Спокойное лицо индейца исказилось. Зрачки его темных глаз сузились, ноздри раздулись, выпуклая грудь вздымалась, но затем все успокоилось подобно ленивому океану после бесплодного усилия вздыбить свои воды разбухшей волной во время общего штиля.
– Огонь стер следы мокасин моих отцов на земле, – сказал он с умиротворенной, хотя и горькой, улыбкой, – и мои глаза не могут их отыскать. Я умру под тем пологом, – он показал сквозь просвет в листве на синее пятно неба, – и падающие листья покроют мои кости.
– Зато Господь связал нас новыми узами дружбы. Вон там тисовое дерево и тихое кладбище вдалеке, где поколения моего народа спят в своих могилах. Место, белое от камней с именами…
Смиренный внезапно замолчал, а когда поднял глаза и взглянул на своего спутника, то успел заметить, как любознательный интерес последнего вдруг сменился холодной замкнутостью и как вежливо индеец переменил тему разговора.
– За тем холмиком есть вода. Пусть мой отец попьет и подкрепится, чтобы он дожил до того времени, когда сможет лежать в вырубках.
Второй кивнул, и они молча проследовали к этому месту. По времени, затраченному на требуемый отдых, могло показаться, что путники проделали долгую и далекую дорогу. Однако наррагансет ел более умеренно, чем его спутник, ибо казалось, что его душу гнетет груз, гораздо более обременительный, чем усталость, которую претерпевало тело. Тем не менее внешне хладнокровие мало ему изменило, ибо во время молчаливой трапезы он сохранял вид скорее достойного воина, нежели человека, на поведение которого может сильно повлиять душевная скорбь. Умиротворив природу, оба поднялись и продолжили свой путь через непроходимый лес.
Примерно с час после того, как они покинули ключ, наши путешественники двигались быстро, не отвлекаясь каким-либо мимолетным впечатлением или временной остановкой. Однако к концу этого часа быстрота шага Конанчета стала убывать, а его взгляд, прежде постоянно устремленный вперед, начал блуждать в какой-то нерешительности.

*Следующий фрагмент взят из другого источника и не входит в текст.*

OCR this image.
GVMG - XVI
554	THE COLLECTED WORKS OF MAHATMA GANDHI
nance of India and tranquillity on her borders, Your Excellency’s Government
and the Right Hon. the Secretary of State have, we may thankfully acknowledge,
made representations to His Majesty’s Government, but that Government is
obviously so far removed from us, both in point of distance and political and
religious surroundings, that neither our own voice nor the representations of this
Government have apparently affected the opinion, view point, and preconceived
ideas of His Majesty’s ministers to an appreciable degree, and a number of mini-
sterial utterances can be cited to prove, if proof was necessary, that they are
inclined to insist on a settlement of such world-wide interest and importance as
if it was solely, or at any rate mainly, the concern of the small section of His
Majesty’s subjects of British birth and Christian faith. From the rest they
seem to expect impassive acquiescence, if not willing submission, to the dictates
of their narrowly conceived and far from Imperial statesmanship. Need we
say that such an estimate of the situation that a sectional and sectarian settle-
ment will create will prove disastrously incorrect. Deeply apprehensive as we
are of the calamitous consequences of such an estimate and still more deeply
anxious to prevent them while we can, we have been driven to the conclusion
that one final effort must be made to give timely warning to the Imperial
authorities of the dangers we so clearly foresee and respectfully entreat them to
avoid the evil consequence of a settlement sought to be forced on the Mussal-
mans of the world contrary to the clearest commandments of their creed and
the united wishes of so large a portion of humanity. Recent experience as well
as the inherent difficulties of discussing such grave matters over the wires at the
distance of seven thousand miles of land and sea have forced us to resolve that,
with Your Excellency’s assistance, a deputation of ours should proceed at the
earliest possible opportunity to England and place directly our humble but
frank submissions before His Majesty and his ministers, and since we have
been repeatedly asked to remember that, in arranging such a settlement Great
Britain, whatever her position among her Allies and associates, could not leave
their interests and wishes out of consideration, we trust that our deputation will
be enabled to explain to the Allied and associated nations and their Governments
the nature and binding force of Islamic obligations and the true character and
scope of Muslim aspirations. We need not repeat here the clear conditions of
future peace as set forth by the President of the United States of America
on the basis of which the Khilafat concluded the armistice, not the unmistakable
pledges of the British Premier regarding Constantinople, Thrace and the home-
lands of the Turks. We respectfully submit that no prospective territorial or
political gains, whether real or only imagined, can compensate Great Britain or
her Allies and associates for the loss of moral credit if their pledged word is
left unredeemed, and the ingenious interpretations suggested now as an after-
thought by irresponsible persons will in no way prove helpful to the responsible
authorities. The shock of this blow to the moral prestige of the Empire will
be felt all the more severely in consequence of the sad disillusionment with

– Ты потерял те тайные знаки, благодаря которым мы так далеко проложили себе путь в лесу, – заметил его спутник. – Одно дерево похоже на другое, и я не вижу никаких различий в этой дикой природе. Но если ты заблудился, мы можем на самом деле потерять надежду добраться до цели.
– Вот орлиное гнездо, – возразил Конанчет, указывая на названный предмет, расположившийся на верхних побелевших ветвях засохшей сосны, – и мой отец может видеть дерево Совета – этот дуб, но здесь нет вампаноа!
– В этом лесу много орлов, и этот дуб не единственный среди себе подобных. Твои глаза обманулись, сахем, и какой-то ложный знак сбил нас с пути.
Конанчет внимательно посмотрел на своего спутника. Спустя минуту он спокойно ответил:
– Разве мой отец когда-нибудь ошибался тропой, идя от своего вигвама к месту, откуда он смотрел на дом своего Великого Духа?
– Эта хоженая тропа – иное дело, наррагансет. Мои ноги истоптали скалу за множество раз, да и расстояние было всего ничего. Но мы прошли не одну лигу леса, и наш путь лежал через ручьи и холмы, через заросли и болота, где зрение человека неспособно обнаружить даже малейшего признака присутствия людей.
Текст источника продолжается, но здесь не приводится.